Regardless of what type of business you own and operate, there is one thing that must happen at all times, and that is that your business is profitable.

Now there are two types of profit; there is ‘Equity’ and then there is ‘Money’.

Every great and big corporation was built with a focus on equity growth rather than money, but even if profit is not the thing that you are going after right now, your company will always need to have money (aka cash flow) to grow and build its equity, because companies are always limited by their cash flow.

Obtaining cash flow while a company is focusing on growth mode is possible either by getting an investment or by opening a line of credit.

Small business owners in my experience always opt in for option B (line of credit) rather then taking on a partner/investor.

Beware: A Line of Credit is a double-edged sword.

Knowing whether your business is profitable should really have been pretty simple: cash in bank with all bills paid = profit.

It probably is so, until the business gets a Line of Credit.

A Line of Credit is an amazing thing. It enables new possibilities in our business and it gives the business owner back their peace of mind to actually attend to the growth possibility.

But that is also the problem, at times we get so into the new growth opportunities enabled by a Line of Credit that we forget to keep an eye on profitability. What ends up happening at times, is that we wake up when the line of credit is maxed out. We are faced with the reality of a profitless business along with a debt hole.
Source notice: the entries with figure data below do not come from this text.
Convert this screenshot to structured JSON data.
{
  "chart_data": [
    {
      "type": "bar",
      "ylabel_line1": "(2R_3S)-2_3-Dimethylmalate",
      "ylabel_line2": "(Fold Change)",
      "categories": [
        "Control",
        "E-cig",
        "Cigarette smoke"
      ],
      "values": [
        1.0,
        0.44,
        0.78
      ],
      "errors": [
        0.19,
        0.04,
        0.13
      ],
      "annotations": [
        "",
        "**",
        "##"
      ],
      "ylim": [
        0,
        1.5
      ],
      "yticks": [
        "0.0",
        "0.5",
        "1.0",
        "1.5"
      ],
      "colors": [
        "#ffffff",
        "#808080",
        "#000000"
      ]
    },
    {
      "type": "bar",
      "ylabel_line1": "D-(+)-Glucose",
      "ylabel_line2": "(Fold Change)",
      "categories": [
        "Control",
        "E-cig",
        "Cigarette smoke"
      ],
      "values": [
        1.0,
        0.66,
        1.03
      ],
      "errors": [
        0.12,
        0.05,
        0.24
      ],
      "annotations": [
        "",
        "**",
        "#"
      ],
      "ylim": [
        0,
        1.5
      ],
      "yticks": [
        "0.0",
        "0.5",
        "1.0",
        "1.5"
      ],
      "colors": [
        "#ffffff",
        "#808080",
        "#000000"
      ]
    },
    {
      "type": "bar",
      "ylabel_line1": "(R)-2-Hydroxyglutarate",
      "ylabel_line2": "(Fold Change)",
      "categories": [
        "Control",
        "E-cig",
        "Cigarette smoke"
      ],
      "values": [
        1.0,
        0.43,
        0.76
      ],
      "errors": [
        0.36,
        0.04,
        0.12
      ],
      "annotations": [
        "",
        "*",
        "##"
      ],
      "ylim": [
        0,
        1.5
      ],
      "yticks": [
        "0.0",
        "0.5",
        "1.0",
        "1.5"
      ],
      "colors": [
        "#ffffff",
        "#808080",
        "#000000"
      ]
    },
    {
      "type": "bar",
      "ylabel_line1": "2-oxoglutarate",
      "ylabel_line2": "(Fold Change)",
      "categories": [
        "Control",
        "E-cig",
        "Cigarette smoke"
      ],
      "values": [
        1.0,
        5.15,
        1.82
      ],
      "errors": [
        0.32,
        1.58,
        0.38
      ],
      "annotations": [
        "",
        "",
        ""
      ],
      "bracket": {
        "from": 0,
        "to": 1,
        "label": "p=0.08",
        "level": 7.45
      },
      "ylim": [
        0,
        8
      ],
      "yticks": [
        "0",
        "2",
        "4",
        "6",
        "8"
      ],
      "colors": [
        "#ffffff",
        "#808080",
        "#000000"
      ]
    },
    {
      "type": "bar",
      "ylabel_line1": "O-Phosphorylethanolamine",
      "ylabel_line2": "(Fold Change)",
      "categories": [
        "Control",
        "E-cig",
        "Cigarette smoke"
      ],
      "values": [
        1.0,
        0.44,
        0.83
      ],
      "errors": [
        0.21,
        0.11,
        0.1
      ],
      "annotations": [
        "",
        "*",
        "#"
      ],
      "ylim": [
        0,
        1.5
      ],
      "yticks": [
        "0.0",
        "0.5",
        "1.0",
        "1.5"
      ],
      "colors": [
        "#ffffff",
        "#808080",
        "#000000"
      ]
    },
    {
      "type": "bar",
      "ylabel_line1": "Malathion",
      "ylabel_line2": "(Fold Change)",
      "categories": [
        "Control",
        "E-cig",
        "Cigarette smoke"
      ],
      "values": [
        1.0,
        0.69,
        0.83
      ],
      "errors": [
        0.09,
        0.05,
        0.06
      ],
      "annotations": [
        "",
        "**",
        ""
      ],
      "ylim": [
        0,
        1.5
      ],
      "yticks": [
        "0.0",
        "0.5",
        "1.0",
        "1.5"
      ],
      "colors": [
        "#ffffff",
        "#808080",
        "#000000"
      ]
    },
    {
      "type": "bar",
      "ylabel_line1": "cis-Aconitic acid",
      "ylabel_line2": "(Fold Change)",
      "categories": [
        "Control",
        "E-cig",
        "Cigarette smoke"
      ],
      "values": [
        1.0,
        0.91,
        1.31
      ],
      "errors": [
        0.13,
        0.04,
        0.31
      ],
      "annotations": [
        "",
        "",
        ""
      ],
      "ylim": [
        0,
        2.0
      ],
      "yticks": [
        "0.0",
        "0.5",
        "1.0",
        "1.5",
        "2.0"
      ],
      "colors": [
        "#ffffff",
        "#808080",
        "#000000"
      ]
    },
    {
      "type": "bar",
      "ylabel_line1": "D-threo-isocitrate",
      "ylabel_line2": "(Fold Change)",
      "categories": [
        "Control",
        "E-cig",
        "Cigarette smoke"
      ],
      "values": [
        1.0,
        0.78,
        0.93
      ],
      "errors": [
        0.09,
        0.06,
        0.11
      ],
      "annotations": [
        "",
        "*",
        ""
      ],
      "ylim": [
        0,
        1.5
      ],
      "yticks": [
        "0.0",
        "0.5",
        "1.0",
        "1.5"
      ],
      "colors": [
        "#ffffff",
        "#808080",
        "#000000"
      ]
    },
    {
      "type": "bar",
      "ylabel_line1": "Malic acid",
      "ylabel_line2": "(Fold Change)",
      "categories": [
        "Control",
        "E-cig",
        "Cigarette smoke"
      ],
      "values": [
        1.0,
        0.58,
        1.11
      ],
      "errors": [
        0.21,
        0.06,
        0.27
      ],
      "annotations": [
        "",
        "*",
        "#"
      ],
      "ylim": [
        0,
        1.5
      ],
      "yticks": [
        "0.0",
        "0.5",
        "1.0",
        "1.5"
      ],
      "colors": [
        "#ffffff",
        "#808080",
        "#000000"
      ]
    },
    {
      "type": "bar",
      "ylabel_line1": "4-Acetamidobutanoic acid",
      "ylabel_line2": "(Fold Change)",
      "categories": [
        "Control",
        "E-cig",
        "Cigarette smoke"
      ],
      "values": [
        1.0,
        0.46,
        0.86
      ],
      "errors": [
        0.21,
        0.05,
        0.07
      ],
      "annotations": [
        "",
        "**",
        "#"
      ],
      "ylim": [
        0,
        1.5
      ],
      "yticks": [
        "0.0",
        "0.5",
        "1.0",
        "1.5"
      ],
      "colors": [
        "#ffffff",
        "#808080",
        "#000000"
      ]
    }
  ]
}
So a word of caution to business owners: Yes, do take that line of credit but make sure that you hold the sword on the side so that sword works for your business, not against it.

P.S. As a journey partner for small business owners, I keep a metrics based focus on the business, even when business owners get emotionally tied into their business and its growth. I highly recommend every small business owner to have such a person by their side (aka CFO).

P. P. S. Amazon is a great example of a company that is almost not “money” profitable but the company profits tremendously in equity every year. That is the reason why their stock price stands at a P/E ratio of 412.39, because cash profit is not why people buy the stock.